Personalizing The Brand Proposition

Mark Di SommaAugust 25, 20153 min

Personalization is the quest of the moment for so many marketers, with 70% of executives interviewed by Forrester saying it is now of strategic importance to their business. (What may surprise you, as it did me, is how generalized so much of marketing still is.)

According to the Forbes article, most personalization efforts are currently underpinned by customer preferences and purchase history. Looking ahead, marketers see social sentiment, contextual behaviors, time of day/week and location information as emerging factors in their bid to make experiences feel more specific.

Few retailers do personalization better than Amazon. Their ability to suggest offers that are relevant based on what they know about consumers from previous behaviors is insightful and addictive. But that doesn’t make personalization a panacea, and it certainly doesn’t mean it can apply universally. As Paul Boag points out, “Too often personalization is requested with no clear idea of what that means or what benefits it would provide.”

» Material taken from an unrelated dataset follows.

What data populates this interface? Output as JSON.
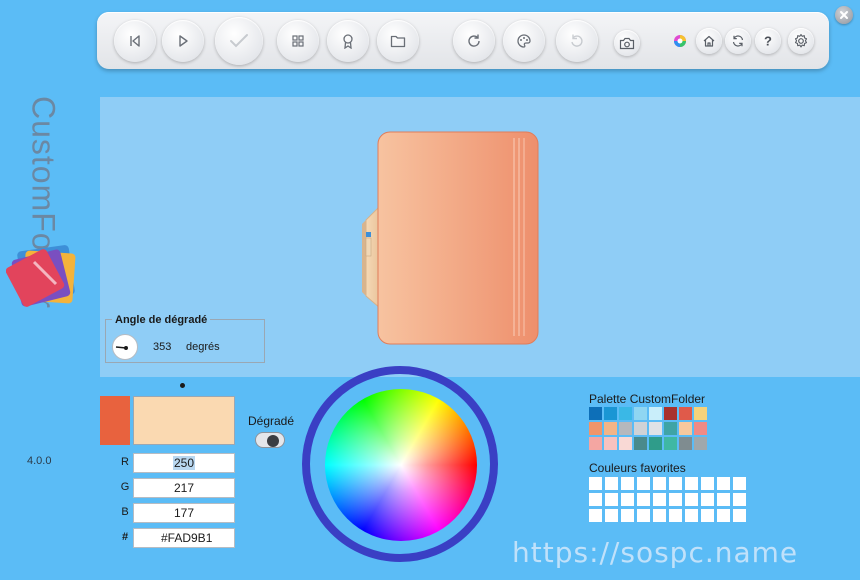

Boag identifies five other types of personalization beyond Amazon’s custom personalization approach:

  1. Email and social media personalization – where people identify themselves to an organization, provides information about themselves and their needs and receives targeted communications using segmentation
  2. Campaign personalization – customized landing pages are created to support a targeted campaign, usually with a call to action
  3. Geographical personalization – where a person receives information based on where they are
  4. IP customization – people are identified through their IP address and the content they receive is customized to reflect what they are likely to be looking for
  5. Account customization – a person creates an account and then can personalize what they want to receive

All of these mechanisms have a place in the personalization of digital strategies – but I think it’s also interesting to look at how some brands have generated a deeply personalized response to their brands without utilizing any of these customizations.

Starbucks, for example, through its combination of coffee, wi-fi and space has turned its stores into a place where people can have time on their own but still stay connected. Moleskine encourages everyone who buys their notebooks to feel that they too are an artist. These feelings are deeply personal to each customer because only they can feel them the way they do. Both examples give rise to a different way of thinking about personalization that falls beyond the scope of the mechanisms described above because it looks to a level of engagement that isn’t based on what people are served up.

What experience does your brand make possible for each buyer that is not actually defined by the product itself?

Stella Artois focuses on the exquisite experience of enjoying a great beer. By condensing the value proposition of the brand down to one person, one event and one glass, Stella Artois has made each drink as personal as they can. At one level, the experience is about the excellence of the Belgian drink. But at another, it’s about the ability to sit and enjoy this beer without having to think about anything else. The pleasure of that supersedes the actual drink itself – and distinguishes a Stella Artois experience from the rowdy, highly social experiences that most beer brands celebrate.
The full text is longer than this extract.